Join Southwest Behavioral & Health for exceptional growth opportunities driven by our promote-from-within philosophy. We provide an EXCELLENT compensation and benefits package, including immediate participation in our 403(b) program with 20% company match after 1 year of service. Generous Paid Time Off (PTO) includes 3 weeks of time-off your 1st year (available after 6 months) and increased vacation accruals after 2, 5 and 10 years of service! We offer low cost medical insurance and offer 100% company-paid dental, Short Term Disability, Long Term Disability, and Life coverage for employees. Other great benefits include 10 paid holidays, vision, licensure/certification reimbursement, tuition reimbursement, prescription drug discounts, chiropractic services, 100% paid Employee Assistance Program, and much more!
We are seeking a Utilization Management Coordinator to join our Quality Management Department!
In this position your primary function will include completing internal audits related to medical management and HEDIS measures. You will analyze, track and report concerns and issues related to HEDIS measures, Gap reports and performance measure rates. You will also be responsible for active communication and coordination with members and medical providers.
Duties & Responsibilities:
- Audits clinical documentation to ensure compliance with AHCCCS, OBHL,T/RBHA, and other oversight bodies/funding source requirements in accordance with priorities set by the Chief Quality Officer and SBH leadership.
- Analyzes data and provides reports of audit outcome findings and recommendations.

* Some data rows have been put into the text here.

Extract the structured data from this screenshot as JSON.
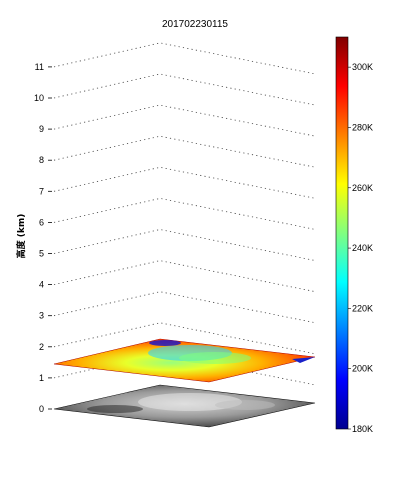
{
  "chart_data": {
    "type": "3d-layered-surface",
    "title": "201702230115",
    "zlabel": "高度 (km)",
    "z_ticks": [
      "0",
      "1",
      "2",
      "3",
      "4",
      "5",
      "6",
      "7",
      "8",
      "9",
      "10",
      "11"
    ],
    "zlim": [
      0,
      11
    ],
    "layers": [
      {
        "name": "",
        "height_km": 0,
        "colormap": "gray"
      },
      {
        "name": "",
        "height_km": 1.5,
        "colormap": "jet"
      }
    ],
    "colorbar": {
      "colormap": "jet",
      "range": [
        180,
        310
      ],
      "ticks": [
        "180K",
        "200K",
        "220K",
        "240K",
        "260K",
        "280K",
        "300K"
      ],
      "tick_values": [
        180,
        200,
        220,
        240,
        260,
        280,
        300
      ]
    },
    "grid": true
  }
}
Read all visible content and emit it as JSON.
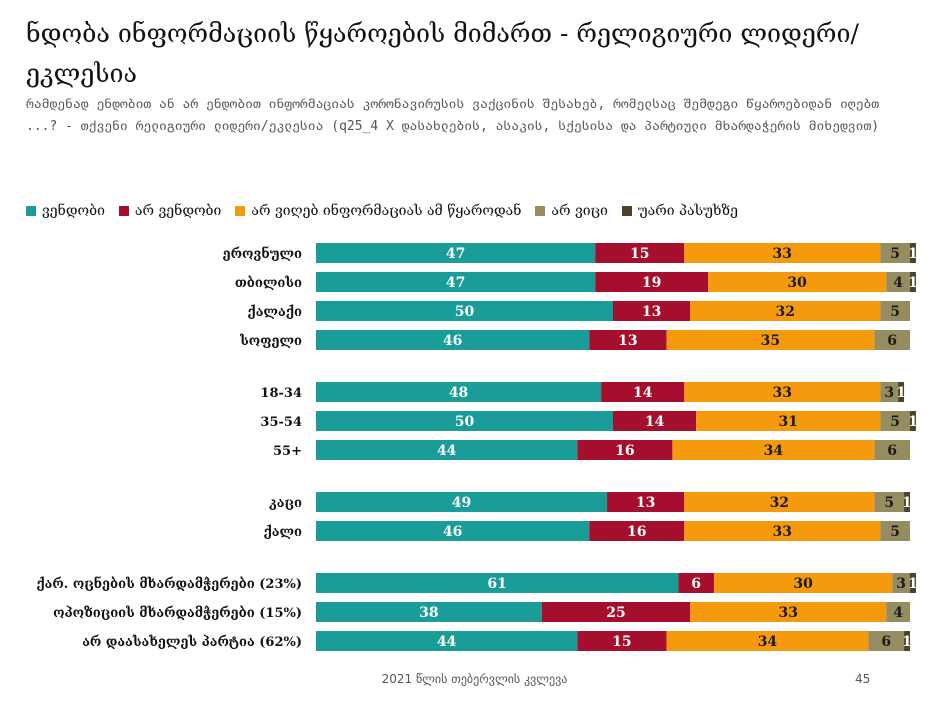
{
  "slide": {
    "title": "ნდობა ინფორმაციის წყაროების მიმართ - რელიგიური ლიდერი/ეკლესია",
    "subtitle": "რამდენად ენდობით ან არ ენდობით ინფორმაციას კორონავირუსის ვაქცინის შესახებ, რომელსაც შემდეგი წყაროებიდან იღებთ ...? - თქვენი რელიგიური ლიდერი/ეკლესია (q25_4 X დასახლების, ასაკის, სქესისა და პარტიული მხარდაჭერის მიხედვით)",
    "footer": "2021 წლის თებერვლის კვლევა",
    "page_number": "45"
  },
  "chart_data": {
    "type": "bar",
    "orientation": "horizontal",
    "stacked": true,
    "normalized": true,
    "legend_position": "top",
    "xlim": [
      0,
      100
    ],
    "categories": [
      "ეროვნული",
      "თბილისი",
      "ქალაქი",
      "სოფელი",
      "18-34",
      "35-54",
      "55+",
      "კაცი",
      "ქალი",
      "ქარ. ოცნების მხარდამჭერები (23%)",
      "ოპოზიციის მხარდამჭერები (15%)",
      "არ დაასახელეს პარტია (62%)"
    ],
    "groups": [
      4,
      3,
      2,
      3
    ],
    "series": [
      {
        "name": "ვენდობი",
        "color": "#1a9c98",
        "values": [
          47,
          47,
          50,
          46,
          48,
          50,
          44,
          49,
          46,
          61,
          38,
          44
        ]
      },
      {
        "name": "არ ვენდობი",
        "color": "#a50f2d",
        "values": [
          15,
          19,
          13,
          13,
          14,
          14,
          16,
          13,
          16,
          6,
          25,
          15
        ]
      },
      {
        "name": "არ ვიღებ ინფორმაციას ამ წყაროდან",
        "color": "#f59a0c",
        "values": [
          33,
          30,
          32,
          35,
          33,
          31,
          34,
          32,
          33,
          30,
          33,
          34
        ]
      },
      {
        "name": "არ ვიცი",
        "color": "#958c5f",
        "values": [
          5,
          4,
          5,
          6,
          3,
          5,
          6,
          5,
          5,
          3,
          4,
          6
        ]
      },
      {
        "name": "უარი პასუხზე",
        "color": "#4a4229",
        "values": [
          1,
          1,
          0,
          0,
          1,
          1,
          0,
          1,
          0,
          1,
          0,
          1
        ]
      }
    ]
  }
}
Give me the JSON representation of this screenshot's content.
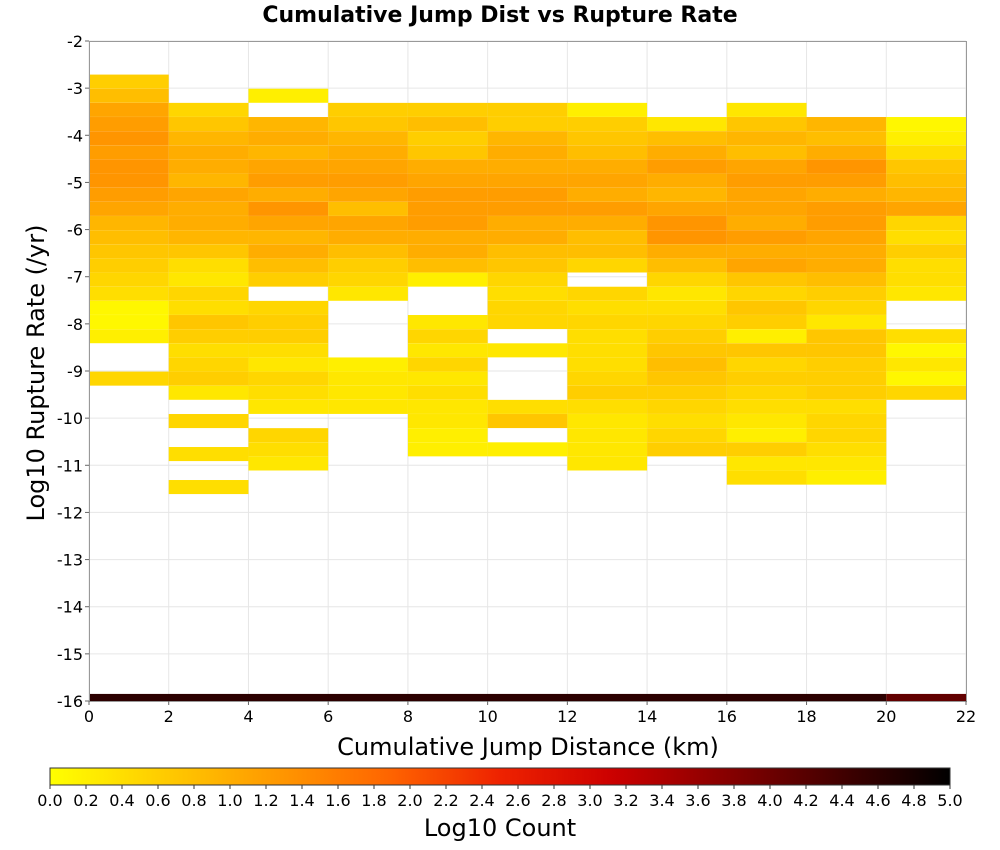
{
  "chart_data": {
    "type": "heatmap",
    "title": "Cumulative Jump Dist vs Rupture Rate",
    "xlabel": "Cumulative Jump Distance (km)",
    "ylabel": "Log10 Rupture Rate (/yr)",
    "xlim": [
      0,
      22
    ],
    "ylim": [
      -16,
      -2
    ],
    "x_ticks": [
      "0",
      "2",
      "4",
      "6",
      "8",
      "10",
      "12",
      "14",
      "16",
      "18",
      "20",
      "22"
    ],
    "y_ticks": [
      "-2",
      "-3",
      "-4",
      "-5",
      "-6",
      "-7",
      "-8",
      "-9",
      "-10",
      "-11",
      "-12",
      "-13",
      "-14",
      "-15",
      "-16"
    ],
    "x_bin_width": 2,
    "y_bin_height": 0.2875,
    "colorbar": {
      "label": "Log10 Count",
      "range": [
        0.0,
        5.0
      ],
      "ticks": [
        "0.0",
        "0.2",
        "0.4",
        "0.6",
        "0.8",
        "1.0",
        "1.2",
        "1.4",
        "1.6",
        "1.8",
        "2.0",
        "2.2",
        "2.4",
        "2.6",
        "2.8",
        "3.0",
        "3.2",
        "3.4",
        "3.6",
        "3.8",
        "4.0",
        "4.2",
        "4.4",
        "4.6",
        "4.8",
        "5.0"
      ],
      "colormap": [
        "#ffff00",
        "#ffcc00",
        "#ff9900",
        "#ff6600",
        "#ee2200",
        "#cc0000",
        "#880000",
        "#440000",
        "#000000"
      ]
    },
    "columns": [
      {
        "x_start": 0,
        "y_bottom_cells": [
          -3.0,
          -3.3,
          -3.6,
          -3.9,
          -4.2,
          -4.5,
          -4.8,
          -5.1,
          -5.4,
          -5.7,
          -6.0,
          -6.3,
          -6.6,
          -6.9,
          -7.2,
          -7.5,
          -7.8,
          -8.1,
          -8.4,
          -9.3
        ],
        "log_counts": [
          0.6,
          0.8,
          1.1,
          1.2,
          1.3,
          1.2,
          1.3,
          1.3,
          1.2,
          1.1,
          0.9,
          0.8,
          0.7,
          0.6,
          0.5,
          0.4,
          0.1,
          0.1,
          0.2,
          0.5
        ]
      },
      {
        "x_start": 2,
        "y_bottom_cells": [
          -3.6,
          -3.9,
          -4.2,
          -4.5,
          -4.8,
          -5.1,
          -5.4,
          -5.7,
          -6.0,
          -6.3,
          -6.6,
          -6.9,
          -7.2,
          -7.5,
          -7.8,
          -8.1,
          -8.4,
          -8.7,
          -9.0,
          -9.3,
          -9.6,
          -10.2,
          -10.9,
          -11.6
        ],
        "log_counts": [
          0.5,
          0.7,
          0.9,
          1.0,
          1.0,
          0.9,
          1.1,
          1.0,
          1.0,
          0.9,
          0.7,
          0.4,
          0.3,
          0.5,
          0.4,
          0.7,
          0.6,
          0.4,
          0.5,
          0.6,
          0.3,
          0.5,
          0.4,
          0.4
        ]
      },
      {
        "x_start": 4,
        "y_bottom_cells": [
          -3.3,
          -3.9,
          -4.2,
          -4.5,
          -4.8,
          -5.1,
          -5.4,
          -5.7,
          -6.0,
          -6.3,
          -6.6,
          -6.9,
          -7.2,
          -7.8,
          -8.1,
          -8.4,
          -8.7,
          -9.0,
          -9.3,
          -9.6,
          -9.9,
          -10.5,
          -10.8,
          -11.1
        ],
        "log_counts": [
          0.2,
          0.9,
          1.0,
          0.9,
          1.1,
          1.2,
          1.0,
          1.3,
          1.1,
          0.9,
          1.0,
          0.8,
          0.6,
          0.5,
          0.6,
          0.6,
          0.4,
          0.3,
          0.5,
          0.4,
          0.3,
          0.5,
          0.4,
          0.3
        ]
      },
      {
        "x_start": 6,
        "y_bottom_cells": [
          -3.6,
          -3.9,
          -4.2,
          -4.5,
          -4.8,
          -5.1,
          -5.4,
          -5.7,
          -6.0,
          -6.3,
          -6.6,
          -6.9,
          -7.2,
          -7.5,
          -9.0,
          -9.3,
          -9.6,
          -9.9
        ],
        "log_counts": [
          0.6,
          0.7,
          0.9,
          1.0,
          1.1,
          1.2,
          1.1,
          0.8,
          1.1,
          1.0,
          0.8,
          0.6,
          0.5,
          0.3,
          0.2,
          0.3,
          0.3,
          0.3
        ]
      },
      {
        "x_start": 8,
        "y_bottom_cells": [
          -3.6,
          -3.9,
          -4.2,
          -4.5,
          -4.8,
          -5.1,
          -5.4,
          -5.7,
          -6.0,
          -6.3,
          -6.6,
          -6.9,
          -7.2,
          -8.1,
          -8.4,
          -8.7,
          -9.0,
          -9.3,
          -9.6,
          -9.9,
          -10.2,
          -10.5,
          -10.8
        ],
        "log_counts": [
          0.6,
          0.8,
          0.6,
          0.7,
          1.0,
          1.1,
          1.2,
          1.2,
          1.2,
          1.0,
          1.0,
          0.8,
          0.2,
          0.3,
          0.5,
          0.3,
          0.5,
          0.3,
          0.4,
          0.3,
          0.3,
          0.2,
          0.2
        ]
      },
      {
        "x_start": 10,
        "y_bottom_cells": [
          -3.6,
          -3.9,
          -4.2,
          -4.5,
          -4.8,
          -5.1,
          -5.4,
          -5.7,
          -6.0,
          -6.3,
          -6.6,
          -6.9,
          -7.2,
          -7.5,
          -7.8,
          -8.1,
          -8.7,
          -9.9,
          -10.2,
          -10.8
        ],
        "log_counts": [
          0.6,
          0.6,
          0.9,
          1.0,
          1.0,
          1.1,
          1.2,
          1.2,
          1.0,
          1.0,
          0.8,
          0.7,
          0.5,
          0.4,
          0.5,
          0.5,
          0.3,
          0.4,
          0.7,
          0.2
        ]
      },
      {
        "x_start": 12,
        "y_bottom_cells": [
          -3.6,
          -3.9,
          -4.2,
          -4.5,
          -4.8,
          -5.1,
          -5.4,
          -5.7,
          -6.0,
          -6.3,
          -6.6,
          -6.9,
          -7.5,
          -7.8,
          -8.1,
          -8.4,
          -8.7,
          -9.0,
          -9.3,
          -9.6,
          -9.9,
          -10.2,
          -10.5,
          -10.8,
          -11.1
        ],
        "log_counts": [
          0.2,
          0.6,
          0.7,
          0.8,
          1.0,
          1.1,
          1.0,
          1.2,
          1.0,
          0.8,
          0.8,
          0.5,
          0.5,
          0.4,
          0.5,
          0.4,
          0.4,
          0.4,
          0.5,
          0.6,
          0.4,
          0.3,
          0.3,
          0.3,
          0.3
        ]
      },
      {
        "x_start": 14,
        "y_bottom_cells": [
          -3.9,
          -4.2,
          -4.5,
          -4.8,
          -5.1,
          -5.4,
          -5.7,
          -6.0,
          -6.3,
          -6.6,
          -6.9,
          -7.2,
          -7.5,
          -7.8,
          -8.1,
          -8.4,
          -8.7,
          -9.0,
          -9.3,
          -9.6,
          -9.9,
          -10.2,
          -10.5,
          -10.8
        ],
        "log_counts": [
          0.3,
          0.8,
          1.0,
          1.2,
          1.0,
          0.9,
          1.1,
          1.3,
          1.3,
          1.0,
          0.8,
          0.5,
          0.3,
          0.4,
          0.5,
          0.6,
          0.7,
          0.8,
          0.7,
          0.6,
          0.5,
          0.4,
          0.5,
          0.6
        ]
      },
      {
        "x_start": 16,
        "y_bottom_cells": [
          -3.6,
          -3.9,
          -4.2,
          -4.5,
          -4.8,
          -5.1,
          -5.4,
          -5.7,
          -6.0,
          -6.3,
          -6.6,
          -6.9,
          -7.2,
          -7.5,
          -7.8,
          -8.1,
          -8.4,
          -8.7,
          -9.0,
          -9.3,
          -9.6,
          -9.9,
          -10.2,
          -10.5,
          -10.8,
          -11.1,
          -11.4
        ],
        "log_counts": [
          0.3,
          0.7,
          0.9,
          0.8,
          1.1,
          1.2,
          1.1,
          1.1,
          1.0,
          1.2,
          1.0,
          1.1,
          0.7,
          0.5,
          0.7,
          0.6,
          0.2,
          0.7,
          0.5,
          0.6,
          0.5,
          0.4,
          0.3,
          0.2,
          0.6,
          0.3,
          0.4
        ]
      },
      {
        "x_start": 18,
        "y_bottom_cells": [
          -3.9,
          -4.2,
          -4.5,
          -4.8,
          -5.1,
          -5.4,
          -5.7,
          -6.0,
          -6.3,
          -6.6,
          -6.9,
          -7.2,
          -7.5,
          -7.8,
          -8.1,
          -8.4,
          -8.7,
          -9.0,
          -9.3,
          -9.6,
          -9.9,
          -10.2,
          -10.5,
          -10.8,
          -11.1,
          -11.4
        ],
        "log_counts": [
          0.9,
          0.8,
          1.0,
          1.3,
          1.2,
          1.0,
          1.2,
          1.2,
          1.1,
          1.0,
          1.0,
          0.8,
          0.6,
          0.5,
          0.3,
          0.7,
          0.7,
          0.6,
          0.6,
          0.6,
          0.4,
          0.5,
          0.5,
          0.4,
          0.3,
          0.2
        ]
      },
      {
        "x_start": 20,
        "y_bottom_cells": [
          -3.9,
          -4.2,
          -4.5,
          -4.8,
          -5.1,
          -5.4,
          -5.7,
          -6.0,
          -6.3,
          -6.6,
          -6.9,
          -7.2,
          -7.5,
          -8.4,
          -8.7,
          -9.0,
          -9.3,
          -9.6
        ],
        "log_counts": [
          0.1,
          0.2,
          0.4,
          0.7,
          0.8,
          0.9,
          1.1,
          0.5,
          0.4,
          0.6,
          0.4,
          0.4,
          0.3,
          0.4,
          0.1,
          0.3,
          0.1,
          0.5
        ]
      }
    ],
    "bottom_row": {
      "y_bottom": -16.0,
      "height": 0.15,
      "segments": [
        {
          "x_start": 0,
          "x_end": 20,
          "log_count": 4.6
        },
        {
          "x_start": 20,
          "x_end": 22,
          "log_count": 4.1
        }
      ]
    }
  }
}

- Monitors completion of corrective action set by Chief Quality Officer and SBH leadership in response to audit findings.
- Assists in the resolution of program specific compliance issues.
- Collects and tracks quarterly program audit data.
- Actively participates in external meetings with regulatory agencies.
- Communicates with SBH members to assist in ensuring medical needs are being addressed.
- Coordinates with external providers to assist member in securing appointments and addressing medical needs.
- Assists with external QM/UM review processes.
- Completes exit conferences following each audit to discuss strengths and opportunities for improvement.
- Provides training, as needed, to assist staff and supervisors with improving clinical documentation and compliance.
- Conducts NEO training to review HEDIS measures and medical management standards.
- Maintains awareness of current oversight bodies/fund source expectations with regard to HEDIS measures, medical management and clinical documentation standards.
- Conducts special evaluation studies as assigned.
- Maintains the integrity and confidentiality of all member information.
- Uses tact and sensitivity and communicates effectively with all internal and external customers including but not limited to: SBH members and personnel, funding sources, regulatory agencies and external providers.
- Assists with developing technical assistance resources to allow SBH employees to gain a better understanding of HEDIS measures and medical management practice.
Education & Qualifications:
- Bachelor’s Degree in Behavioral Health, Nursing or directly related field, plus 2 years of directly related experience required; or equivalent combination of education and direct experience (1 year college = 1 year experience).